PROPOSTAS DE EMENDAS
Não houve interesse por parte de entidades classistas,
associações, sindicatos e Ongs, em apresentar
sugestões ou propostas de emendas para a Constituição
do Estado do Amapá. Não se sabe pelo ceticismo
de que não basta existir a lei, é preciso
que seja fiscalizada e cumprida ou por absoluto desinteresse.
No penúltimo dia do prazo final, 30.08, O Conselho
Estadual dos Direitos da Mulher do Amapá (Cedimap)

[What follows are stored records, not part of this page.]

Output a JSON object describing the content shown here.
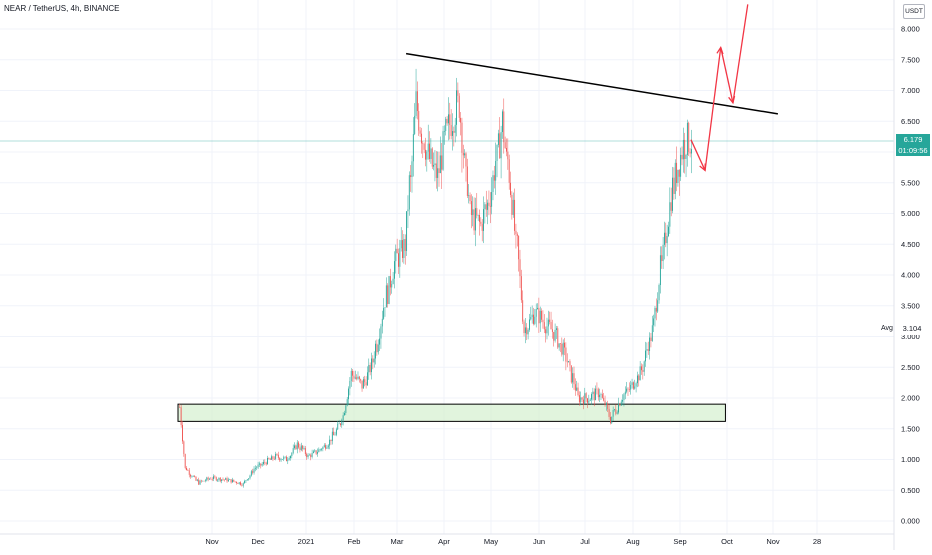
{
  "header": {
    "title": "NEAR / TetherUS, 4h, BINANCE"
  },
  "axis_unit": "USDT",
  "current_price": {
    "value": "6.179",
    "countdown": "01:09:56"
  },
  "avg": {
    "label": "Avg",
    "value": "3.104"
  },
  "colors": {
    "up": "#26a69a",
    "down": "#ef5350",
    "trendline": "#000000",
    "arrows": "#f23645",
    "support_zone_fill": "#d7f0d2",
    "support_zone_border": "#000000"
  },
  "chart_data": {
    "type": "candlestick",
    "ylim": [
      0,
      8.3
    ],
    "y_ticks": [
      "0.000",
      "0.500",
      "1.000",
      "1.500",
      "2.000",
      "2.500",
      "3.000",
      "3.500",
      "4.000",
      "4.500",
      "5.000",
      "5.500",
      "6.000",
      "6.500",
      "7.000",
      "7.500",
      "8.000"
    ],
    "x_ticks": [
      "Nov",
      "Dec",
      "2021",
      "Feb",
      "Mar",
      "Apr",
      "May",
      "Jun",
      "Jul",
      "Aug",
      "Sep",
      "Oct",
      "Nov",
      "28"
    ],
    "grid": true,
    "series": [
      {
        "values": [
          [
            "2020-10-14",
            1.85
          ],
          [
            "2020-10-18",
            0.85
          ],
          [
            "2020-10-25",
            0.62
          ],
          [
            "2020-11-01",
            0.7
          ],
          [
            "2020-11-08",
            0.68
          ],
          [
            "2020-11-15",
            0.65
          ],
          [
            "2020-11-22",
            0.6
          ],
          [
            "2020-11-29",
            0.85
          ],
          [
            "2020-12-06",
            0.95
          ],
          [
            "2020-12-13",
            1.05
          ],
          [
            "2020-12-20",
            1.0
          ],
          [
            "2020-12-27",
            1.25
          ],
          [
            "2021-01-03",
            1.05
          ],
          [
            "2021-01-10",
            1.15
          ],
          [
            "2021-01-17",
            1.3
          ],
          [
            "2021-01-24",
            1.6
          ],
          [
            "2021-01-31",
            2.4
          ],
          [
            "2021-02-07",
            2.2
          ],
          [
            "2021-02-14",
            2.6
          ],
          [
            "2021-02-21",
            3.5
          ],
          [
            "2021-02-28",
            4.2
          ],
          [
            "2021-03-07",
            4.5
          ],
          [
            "2021-03-14",
            6.8
          ],
          [
            "2021-03-21",
            6.0
          ],
          [
            "2021-03-28",
            5.6
          ],
          [
            "2021-04-04",
            6.4
          ],
          [
            "2021-04-11",
            6.8
          ],
          [
            "2021-04-18",
            5.0
          ],
          [
            "2021-04-25",
            4.8
          ],
          [
            "2021-05-02",
            5.4
          ],
          [
            "2021-05-09",
            6.5
          ],
          [
            "2021-05-16",
            5.0
          ],
          [
            "2021-05-23",
            3.1
          ],
          [
            "2021-05-30",
            3.4
          ],
          [
            "2021-06-06",
            3.2
          ],
          [
            "2021-06-13",
            3.0
          ],
          [
            "2021-06-20",
            2.6
          ],
          [
            "2021-06-27",
            2.0
          ],
          [
            "2021-07-04",
            2.0
          ],
          [
            "2021-07-11",
            2.1
          ],
          [
            "2021-07-18",
            1.65
          ],
          [
            "2021-07-25",
            2.0
          ],
          [
            "2021-08-01",
            2.2
          ],
          [
            "2021-08-08",
            2.5
          ],
          [
            "2021-08-15",
            3.2
          ],
          [
            "2021-08-22",
            4.5
          ],
          [
            "2021-08-29",
            5.6
          ],
          [
            "2021-09-05",
            6.2
          ],
          [
            "2021-09-09",
            6.179
          ]
        ]
      }
    ],
    "annotations": {
      "trendline": [
        [
          "2021-03-07",
          7.6
        ],
        [
          "2021-11-04",
          6.62
        ]
      ],
      "support_zone": {
        "x": [
          "2020-10-13",
          "2021-09-30"
        ],
        "y": [
          1.62,
          1.9
        ]
      },
      "arrows": [
        [
          [
            "2021-09-08",
            6.2
          ],
          [
            "2021-09-17",
            5.7
          ],
          [
            "2021-09-27",
            7.7
          ],
          [
            "2021-10-05",
            6.8
          ],
          [
            "2021-10-15",
            8.4
          ]
        ]
      ]
    }
  }
}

e a Diocese de Macapá, entregaram as propostas
ao Relator da Comissão de Reformas da Constituição
Estadual, deputado Randolfe Rodrigues (PT).
REGISTRAR PARA EXIGIR
A presidente do Cedimap, Sandra Maria de Matos Cardoso,
após a entrega das propostas, ao relator da Comissão,
fez questão de deixar bem claro que queria fazer
uma foto com o deputado, como forma de comprovante que
fez a parte do Conselho. As propostas de emendas tiveram
como base o Plano Nacional de Políticas para as
Mulheres, aprovado pela Secretaria Nacional de Políticas
para as Mulheres e pela Presidência da República.
A MULHER QUER VEZ
Queixa-se Sandra Cardoso, que na Constituição
anterior, não havia normas que sedimentassem as
novas aspirações sociais, políticas
e econômicas, que contemplassem a mulher, proporcionando
e garantindo a elas melhor interação na
sociedade do séc. XXI. É inegável
a participação efetiva da mulher em todas
as áreas de atuação profissional,
política e esportivas. Então direitos e
deveres serão iguais. A mulher deixa de ser aquele
sexo frágil para ser mais ativo e participativo.
OS MILITARES INCLUÍDOS
O Cedimap pretende alterar o Art. 67 da Constituição
Estadual, que trata dos servidores públicos militares,
com o texto: O Comandante Geral da Polícia Militar
e do Corpo de Bombeiros Militar, será o oficial
do último posto dos quadros combatentes. Sugere
ainda a garantia de estabilidades aos praças, com
cinco anos de efetivos serviços prestados à
Corporação.
SE É LEX, DURA
LEX
Fala-se tanto em facilitação de transportes
e locomoção dos deficientes físicos,
ou portadores de ajuda especiais, com destaque para os
deficientes visual e auditivo, mas o que se observa nesta
cidade é um total e absoluto descaso sobre esses
direitos e deveres do poder público. A rua, além
de esburacadas, não existe nem projeto que facilite
a locomoção nem dos cadeirantes (que trafegam
em cadeiras de rodas) nem dos surdos, principalmente nas
travessias de vias pública.
CONSTRUÇÃO
DE CALÇADAS
Uma lei municipal, de autoria do então vereador
Eury Farias, reduzia o imposto predial territorial e urbano
(IPTU). O abatimento seria o valor investido na construção
de calçadas, desde que o proprietário apresentasse
notas com os valores do material utilizado na obra. Mas
nenhuma coisa nem outra funcionam. Nem a construção
de calçadas, nem o abatimento no IPTU. O que se
vê, nas áreas residenciais, são as
calçadas, dando lugar a jardins.
GARANTIAS DE PAPEL
A proposta pretende incluir no Art. 273, a garantia de
gratuidade nos transportes coletivos urbanos, aos portadores
de perda total de acuidade visual (sic), bem como os que
não possuem capacidade física e psicológica
e aos acompanhantes, quando indispensável, mediante
identificação prévia. Ora se os motoristas
de ônibus não param para as crianças,
idosos e outras pessoas beneficiadas por lei, quem vai
acreditar que eles vão permitir no caso se pararem,
o ingresso gratuito do acompanhante. Não ter ou
emendar a Lei. É necessária que seja cumprida
ou emendada a teimosia dos motoristas e cobradores de
transportes coletivos.
A LEI DO BOLSO
Não adiante querer imaginar que apenas a elaboração
e a aprovação de Leis, vão promover
mudanças. Veja o exemplo da lei que exige o uso
do cinto de segurança. A grande maioria o usa quando
está dirigindo, mas não é porque
aprenderam que é bom, salutar, faz bem, reduz o
risco até de morte do condutor ou passageiro, não.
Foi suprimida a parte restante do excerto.